Assemblée Plénière
Lundi 24 juin
Intervention de Laetitia Sanchez relative au Contrat de Plan Interrégional Etat-Régions pour la Vallée de la Seine
Monsieur le Président, Mesdames et Messieurs les Conseillers régionaux
La Vallée de la Seine fait aujourd’hui l’objet d’un nouveau Contrat de Plan Interrégional de près de 461 M€ entre la région Normandie, l’Ile de France et l’Etat.
Nous savons que les fleuves sont des couloirs de vie, des corridors écologiques pour les trames bleues, vertes et noires, mais aussi des bassins de peuplement historiques et des axes de transport.
La Seine est tout cela bien sûr : elle est une signature majestueuse dans nos paysages normands, un corridor écologique riche d’une grande variété d’oiseaux, de chiroptères, d’insectes, d’amphibiens, de poissons ou de flore, dont 15 à 40% sont aujourd’hui menacés de disparition. C’est aussi un bassin archéologique ancien, un bassin de vie dynamique, avec ses villes, ses milieux naturels, ses terres agricoles, ses captages d’eau, ses espaces récréatifs.

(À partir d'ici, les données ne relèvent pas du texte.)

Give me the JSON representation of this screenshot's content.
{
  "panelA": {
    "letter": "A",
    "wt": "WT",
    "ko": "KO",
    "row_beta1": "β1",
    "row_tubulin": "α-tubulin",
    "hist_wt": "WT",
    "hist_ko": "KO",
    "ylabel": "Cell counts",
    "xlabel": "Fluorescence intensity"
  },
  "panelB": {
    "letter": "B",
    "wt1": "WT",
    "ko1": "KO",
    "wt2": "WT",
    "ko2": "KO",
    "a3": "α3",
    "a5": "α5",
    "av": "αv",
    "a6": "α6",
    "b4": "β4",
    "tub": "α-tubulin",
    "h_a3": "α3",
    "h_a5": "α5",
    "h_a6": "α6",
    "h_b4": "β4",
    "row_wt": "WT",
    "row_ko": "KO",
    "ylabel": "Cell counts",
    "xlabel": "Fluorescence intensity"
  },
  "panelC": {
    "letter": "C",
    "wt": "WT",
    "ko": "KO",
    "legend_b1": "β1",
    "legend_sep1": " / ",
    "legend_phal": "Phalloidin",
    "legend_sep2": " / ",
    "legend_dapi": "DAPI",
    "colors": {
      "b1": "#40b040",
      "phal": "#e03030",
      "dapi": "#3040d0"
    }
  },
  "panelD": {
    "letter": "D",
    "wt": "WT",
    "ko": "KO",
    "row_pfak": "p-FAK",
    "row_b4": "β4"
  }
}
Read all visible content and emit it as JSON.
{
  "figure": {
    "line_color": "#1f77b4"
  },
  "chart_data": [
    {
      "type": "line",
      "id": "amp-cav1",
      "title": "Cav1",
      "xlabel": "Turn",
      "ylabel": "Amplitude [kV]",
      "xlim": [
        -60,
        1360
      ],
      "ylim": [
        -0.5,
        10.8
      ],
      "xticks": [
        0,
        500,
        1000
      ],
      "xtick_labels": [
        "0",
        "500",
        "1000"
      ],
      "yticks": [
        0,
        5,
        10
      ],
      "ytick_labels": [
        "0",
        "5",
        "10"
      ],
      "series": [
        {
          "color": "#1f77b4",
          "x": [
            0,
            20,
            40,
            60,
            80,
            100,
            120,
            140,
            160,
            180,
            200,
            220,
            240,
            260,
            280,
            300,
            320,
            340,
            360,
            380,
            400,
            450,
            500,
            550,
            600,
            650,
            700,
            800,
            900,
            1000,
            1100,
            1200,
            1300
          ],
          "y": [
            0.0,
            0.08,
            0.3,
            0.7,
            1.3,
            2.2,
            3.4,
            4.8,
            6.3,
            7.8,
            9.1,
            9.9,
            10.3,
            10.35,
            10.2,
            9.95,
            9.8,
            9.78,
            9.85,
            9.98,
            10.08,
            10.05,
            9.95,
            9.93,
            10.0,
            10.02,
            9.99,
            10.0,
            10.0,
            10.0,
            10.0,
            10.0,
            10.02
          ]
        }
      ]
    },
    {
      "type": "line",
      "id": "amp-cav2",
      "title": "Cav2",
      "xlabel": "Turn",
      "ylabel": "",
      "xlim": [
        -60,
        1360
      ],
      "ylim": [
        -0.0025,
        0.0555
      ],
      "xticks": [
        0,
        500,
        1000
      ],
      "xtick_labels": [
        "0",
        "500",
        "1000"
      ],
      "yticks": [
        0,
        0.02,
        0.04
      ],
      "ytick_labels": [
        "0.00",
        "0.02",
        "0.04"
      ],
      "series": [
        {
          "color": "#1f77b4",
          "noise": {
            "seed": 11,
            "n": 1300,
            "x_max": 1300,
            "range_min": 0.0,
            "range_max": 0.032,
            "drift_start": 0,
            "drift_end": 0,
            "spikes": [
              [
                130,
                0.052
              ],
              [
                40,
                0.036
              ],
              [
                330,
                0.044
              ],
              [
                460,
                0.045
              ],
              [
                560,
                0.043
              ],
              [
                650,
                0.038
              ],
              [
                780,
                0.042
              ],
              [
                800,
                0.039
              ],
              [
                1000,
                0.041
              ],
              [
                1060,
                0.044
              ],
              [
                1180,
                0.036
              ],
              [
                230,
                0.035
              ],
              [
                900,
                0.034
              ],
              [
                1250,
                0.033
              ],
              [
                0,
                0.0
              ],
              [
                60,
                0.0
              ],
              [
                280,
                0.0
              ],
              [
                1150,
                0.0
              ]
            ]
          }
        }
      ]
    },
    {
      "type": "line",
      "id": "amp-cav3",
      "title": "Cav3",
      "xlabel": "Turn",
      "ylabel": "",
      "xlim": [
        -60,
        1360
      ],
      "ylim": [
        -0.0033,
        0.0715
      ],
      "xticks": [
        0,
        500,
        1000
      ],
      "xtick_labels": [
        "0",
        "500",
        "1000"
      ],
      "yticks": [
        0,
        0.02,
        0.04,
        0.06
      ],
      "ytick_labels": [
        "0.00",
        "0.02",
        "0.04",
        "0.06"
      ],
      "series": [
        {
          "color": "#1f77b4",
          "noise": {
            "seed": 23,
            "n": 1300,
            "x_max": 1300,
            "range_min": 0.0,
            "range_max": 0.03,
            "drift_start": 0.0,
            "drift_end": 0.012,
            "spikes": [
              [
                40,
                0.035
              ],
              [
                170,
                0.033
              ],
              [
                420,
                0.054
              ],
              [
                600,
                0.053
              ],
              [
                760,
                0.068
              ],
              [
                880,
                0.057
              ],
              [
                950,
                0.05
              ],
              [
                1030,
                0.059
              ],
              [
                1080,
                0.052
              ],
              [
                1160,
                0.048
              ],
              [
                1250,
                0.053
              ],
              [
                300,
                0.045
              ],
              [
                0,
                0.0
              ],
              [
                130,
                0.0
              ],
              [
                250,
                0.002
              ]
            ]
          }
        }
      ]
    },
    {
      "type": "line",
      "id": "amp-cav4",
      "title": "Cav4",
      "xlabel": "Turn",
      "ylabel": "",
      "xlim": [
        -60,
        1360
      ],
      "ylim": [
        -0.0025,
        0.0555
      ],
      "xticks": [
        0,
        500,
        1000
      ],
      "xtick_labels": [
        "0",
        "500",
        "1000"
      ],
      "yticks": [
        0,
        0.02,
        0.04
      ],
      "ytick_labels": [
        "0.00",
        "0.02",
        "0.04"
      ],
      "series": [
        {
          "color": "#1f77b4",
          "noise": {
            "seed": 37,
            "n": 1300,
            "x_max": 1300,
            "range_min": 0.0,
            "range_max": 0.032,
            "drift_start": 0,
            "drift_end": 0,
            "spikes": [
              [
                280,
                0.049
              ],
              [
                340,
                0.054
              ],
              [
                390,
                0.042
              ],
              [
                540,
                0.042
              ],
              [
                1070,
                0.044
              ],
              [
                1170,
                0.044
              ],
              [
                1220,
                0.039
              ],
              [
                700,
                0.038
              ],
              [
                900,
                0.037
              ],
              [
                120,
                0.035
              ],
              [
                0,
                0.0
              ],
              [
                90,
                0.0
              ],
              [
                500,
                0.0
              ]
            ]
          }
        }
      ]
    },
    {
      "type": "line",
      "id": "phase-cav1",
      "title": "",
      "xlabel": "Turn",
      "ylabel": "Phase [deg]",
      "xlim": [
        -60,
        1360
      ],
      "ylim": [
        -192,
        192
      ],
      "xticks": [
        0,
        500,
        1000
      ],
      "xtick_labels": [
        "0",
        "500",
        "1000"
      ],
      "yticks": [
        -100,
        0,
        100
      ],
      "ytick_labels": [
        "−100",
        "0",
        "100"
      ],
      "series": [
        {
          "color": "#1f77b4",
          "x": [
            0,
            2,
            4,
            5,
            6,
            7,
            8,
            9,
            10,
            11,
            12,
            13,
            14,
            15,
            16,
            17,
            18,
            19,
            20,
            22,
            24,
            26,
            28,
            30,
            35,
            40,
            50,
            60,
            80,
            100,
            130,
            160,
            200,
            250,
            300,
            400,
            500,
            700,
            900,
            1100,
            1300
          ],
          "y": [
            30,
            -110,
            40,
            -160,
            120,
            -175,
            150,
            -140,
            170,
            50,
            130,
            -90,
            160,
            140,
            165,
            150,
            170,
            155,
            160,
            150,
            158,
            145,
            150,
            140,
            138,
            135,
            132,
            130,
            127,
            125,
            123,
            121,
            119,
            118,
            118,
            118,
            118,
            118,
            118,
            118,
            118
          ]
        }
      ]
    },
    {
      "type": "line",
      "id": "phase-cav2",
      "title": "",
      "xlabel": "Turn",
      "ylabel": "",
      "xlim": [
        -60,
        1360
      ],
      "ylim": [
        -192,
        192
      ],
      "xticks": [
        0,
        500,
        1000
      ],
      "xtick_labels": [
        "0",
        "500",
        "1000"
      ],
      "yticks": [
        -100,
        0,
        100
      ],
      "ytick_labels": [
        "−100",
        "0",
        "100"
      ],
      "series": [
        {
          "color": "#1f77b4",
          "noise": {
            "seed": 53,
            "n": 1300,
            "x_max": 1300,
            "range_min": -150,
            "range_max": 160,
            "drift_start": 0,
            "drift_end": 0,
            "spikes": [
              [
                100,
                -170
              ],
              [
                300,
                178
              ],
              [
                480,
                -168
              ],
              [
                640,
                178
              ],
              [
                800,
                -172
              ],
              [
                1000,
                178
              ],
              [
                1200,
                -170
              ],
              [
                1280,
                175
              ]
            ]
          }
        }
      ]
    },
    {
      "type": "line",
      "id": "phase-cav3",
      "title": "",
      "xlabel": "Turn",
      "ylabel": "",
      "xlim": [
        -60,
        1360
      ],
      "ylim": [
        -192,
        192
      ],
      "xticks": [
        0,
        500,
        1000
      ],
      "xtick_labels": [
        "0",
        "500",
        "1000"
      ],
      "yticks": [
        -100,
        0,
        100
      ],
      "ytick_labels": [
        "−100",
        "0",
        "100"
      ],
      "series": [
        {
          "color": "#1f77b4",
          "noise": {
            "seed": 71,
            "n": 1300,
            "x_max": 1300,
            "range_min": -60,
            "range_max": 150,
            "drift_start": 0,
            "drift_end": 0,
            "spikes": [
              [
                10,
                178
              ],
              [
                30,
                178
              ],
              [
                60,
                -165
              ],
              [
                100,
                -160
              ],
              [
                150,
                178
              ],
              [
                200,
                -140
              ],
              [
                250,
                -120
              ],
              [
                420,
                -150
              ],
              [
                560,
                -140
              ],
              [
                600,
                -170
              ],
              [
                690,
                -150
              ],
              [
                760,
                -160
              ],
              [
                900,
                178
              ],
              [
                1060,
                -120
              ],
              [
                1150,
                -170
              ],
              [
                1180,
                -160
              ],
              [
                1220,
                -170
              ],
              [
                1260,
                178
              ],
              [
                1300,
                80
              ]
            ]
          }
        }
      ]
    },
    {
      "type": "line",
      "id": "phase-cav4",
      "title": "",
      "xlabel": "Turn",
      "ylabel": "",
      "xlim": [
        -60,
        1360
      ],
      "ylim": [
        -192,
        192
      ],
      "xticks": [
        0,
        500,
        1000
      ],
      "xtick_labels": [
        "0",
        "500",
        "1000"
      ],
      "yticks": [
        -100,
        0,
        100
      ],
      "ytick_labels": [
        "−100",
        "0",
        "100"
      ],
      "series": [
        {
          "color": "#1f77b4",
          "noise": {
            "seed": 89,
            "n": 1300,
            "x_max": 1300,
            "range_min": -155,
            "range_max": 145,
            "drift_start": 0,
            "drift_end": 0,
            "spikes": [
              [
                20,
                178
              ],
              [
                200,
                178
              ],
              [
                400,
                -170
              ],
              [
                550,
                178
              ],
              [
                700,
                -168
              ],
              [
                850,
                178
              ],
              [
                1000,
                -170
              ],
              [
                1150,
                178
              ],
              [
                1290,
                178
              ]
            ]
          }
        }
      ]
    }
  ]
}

Rappelons qu’entre 2012 et 2018, 14000 hectares du territoire normand et 4000 hectares du territoire francilien ont fait l’objet d’un changement du mode d’occupation du sol, à destination de l’habitat, des infrastructures routières et de zones économiques, aux dépens des terres agricoles, des continuités écologiques et de la biodiversité.
Car la Seine est aussi un bassin historique d’industrie et de transport, dont il s’agit aujourd’hui, nous en voyons la nécessité, d’accompagner la mutation écologique. La vallée de la Seine est en effet l’une des principales portes d’entrée en France des flux internationaux de marchandises, avec 100 millions de tonnes de trafic maritime et fluvial, et c’est le principal bassin de navigation entre la capitale et la mer.
En corrélation avec ce développement économique et démographique historiques, la Seine et son estuaire reçoivent aujourd’hui les rejets de 30% de la population française, de 40% de l’industrie nationale et les pollutions de 25% de l’agriculture nationale. Et malgré des milliards d’investissement dans l’assainissement, on retrouve dans nos fleuves et dans la Seine des polluants éternels qui, comme leur nom l’indique, contaminent pour toujours la qualité de notre eau. Hélas, la Seine n’est pas en grande forme olympique….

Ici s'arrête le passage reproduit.